The Wet Eye - "Excessive Tearing"

In order for the eye to remain healthy, it must remain moist. The lacrimal gland is a specialized gland located under the outer one-third of the upper eyelid that makes tears. Each time you blink, the eyelid spreads the tears over the surface of the eye and pumps excess tears into a "duct" that drains the tears into your nose. That is why your nose runs when you cry.

Dry Eyes: If the lacrimal gland fails to produce enough tears to properly wet the eye, the surface of the eye begins to dry out. An eye that is too dry typically burns, stings and feels as if there is sand in it. Artificial tears and lubricating ointments will help control the drying and irritation that occurs when too few tears are produced. However, when adding lubricants to the eye does not adequately relieve the discomfort, closing the openings of the tear drainage system that drains tears from the eye into the nose can help. The closure can be performed temporarily with the insertion of silicone or collagen plugs, or it can be performed more permanently with surgery. In extreme cases, other eyelid procedures may be required to control the drying.

Wet Eyes: If the lacrimal gland is producing tears properly and the "duct" that drains the tears from the eye into the nose becomes non-functioning, the tears will back up and spill over the eyelid and cause tears to run down the face. If one has a plugged up "tear duct," not only will tears spill over the eyelids and run down the face, but the stagnant tears within the system can become infected.

An infection within the "tear duct" causes a painful swelling in the inner corner of the eyelids called "dacryocystitis".

If the tearing causes severe symptoms, surgery can be performed to create a new tear duct. This operation is called "dacryocystorhinostomy." Your doctor may place small silicone tubes temporarily to keep the new tear duct open while healing occurs. Surgical elimination of the obstruction by creating a new tear duct is necessary to eliminate the tearing and infection that can result from such a blockage.
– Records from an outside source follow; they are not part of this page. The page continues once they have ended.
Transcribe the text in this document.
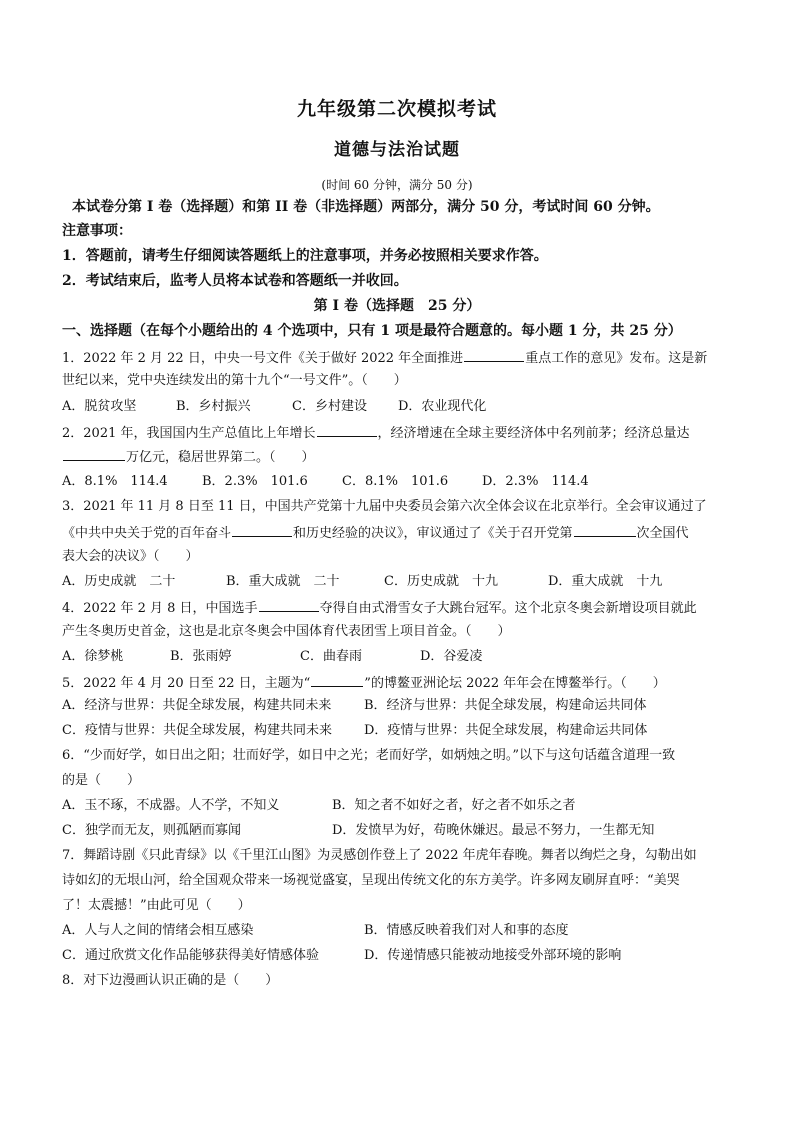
九年级第二次模拟考试
道德与法治试题
(时间 60 分钟，满分 50 分)
本试卷分第 I 卷（选择题）和第 II 卷（非选择题）两部分，满分 50 分，考试时间 60 分钟。
注意事项：
1．答题前，请考生仔细阅读答题纸上的注意事项，并务必按照相关要求作答。
2．考试结束后，监考人员将本试卷和答题纸一并收回。
第 I 卷（选择题　25 分）
一、选择题（在每个小题给出的 4 个选项中，只有 1 项是最符合题意的。每小题 1 分，共 25 分）
1．2022 年 2 月 22 日，中央一号文件《关于做好 2022 年全面推进	重点工作的意见》发布。这是新
世纪以来，党中央连续发出的第十九个“一号文件”。（　　）
A．脱贫攻坚	B．乡村振兴	C．乡村建设	D．农业现代化
2．2021 年，我国国内生产总值比上年增长	，经济增速在全球主要经济体中名列前茅；经济总量达
万亿元，稳居世界第二。（　　）
A．8.1%　114.4	B．2.3%　101.6	C．8.1%　101.6	D．2.3%　114.4
3．2021 年 11 月 8 日至 11 日，中国共产党第十九届中央委员会第六次全体会议在北京举行。全会审议通过了
《中共中央关于党的百年奋斗	和历史经验的决议》，审议通过了《关于召开党第	次全国代
表大会的决议》（　　）
A．历史成就　二十	B．重大成就　二十	C．历史成就　十九	D．重大成就　十九
4．2022 年 2 月 8 日，中国选手	夺得自由式滑雪女子大跳台冠军。这个北京冬奥会新增设项目就此
产生冬奥历史首金，这也是北京冬奥会中国体育代表团雪上项目首金。（　　）
A．徐梦桃	B．张雨婷	C．曲春雨	D．谷爱凌
5．2022 年 4 月 20 日至 22 日，主题为“	”的博鳌亚洲论坛 2022 年年会在博鳌举行。（　　）
A．经济与世界：共促全球发展，构建共同未来	B．经济与世界：共促全球发展，构建命运共同体
C．疫情与世界：共促全球发展，构建共同未来	D．疫情与世界：共促全球发展，构建命运共同体
6．“少而好学，如日出之阳；壮而好学，如日中之光；老而好学，如炳烛之明。”以下与这句话蕴含道理一致
的是（　　）
A．玉不琢，不成器。人不学，不知义	B．知之者不如好之者，好之者不如乐之者
C．独学而无友，则孤陋而寡闻	D．发愤早为好，苟晚休嫌迟。最忌不努力，一生都无知
7．舞蹈诗剧《只此青绿》以《千里江山图》为灵感创作登上了 2022 年虎年春晚。舞者以绚烂之身，勾勒出如
诗如幻的无垠山河，给全国观众带来一场视觉盛宴，呈现出传统文化的东方美学。许多网友刷屏直呼：“美哭
了！太震撼！”由此可见（　　）
A．人与人之间的情绪会相互感染	B．情感反映着我们对人和事的态度
C．通过欣赏文化作品能够获得美好情感体验	D．传递情感只能被动地接受外部环境的影响
8．对下边漫画认识正确的是（　　）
Children are frequently born with an obstruction within the "tear duct." When this occurs, tearing results. The stagnant tears within the "tear duct" often become infected causing pus (heavy matter) to collect between the eyelids. Such obstructions may dissolve on their own within the first few months of life. If not, the ophthalmic reconstructive surgeon can eliminate this problem with surgical techniques.

Occasionally, the "tear duct" obstruction will be beyond repair. When this happens, it is necessary to surgically implant an artificial "tear duct" behind the inner corner of the eyelids to drain the tears into the nose. The artificial "tear duct" is made of Pyrex glass and is called a "Jones tube."

Patients with problems of the tear drainage system are most commonly treated by ophthalmic plastic and reconstructive surgeons who specialize in diseases and conditions affecting the eyelids, the lacrimal system, the orbit, and adjacent facial structures. Fellowship in the American Society of Ophthalmic Plastic and Reconstructive Surgery (ASOPRS) indicates that the surgeon has special training and expertise in this subspecialty and that he or she is board certified by the American Board of Ophthalmology or its equivalent.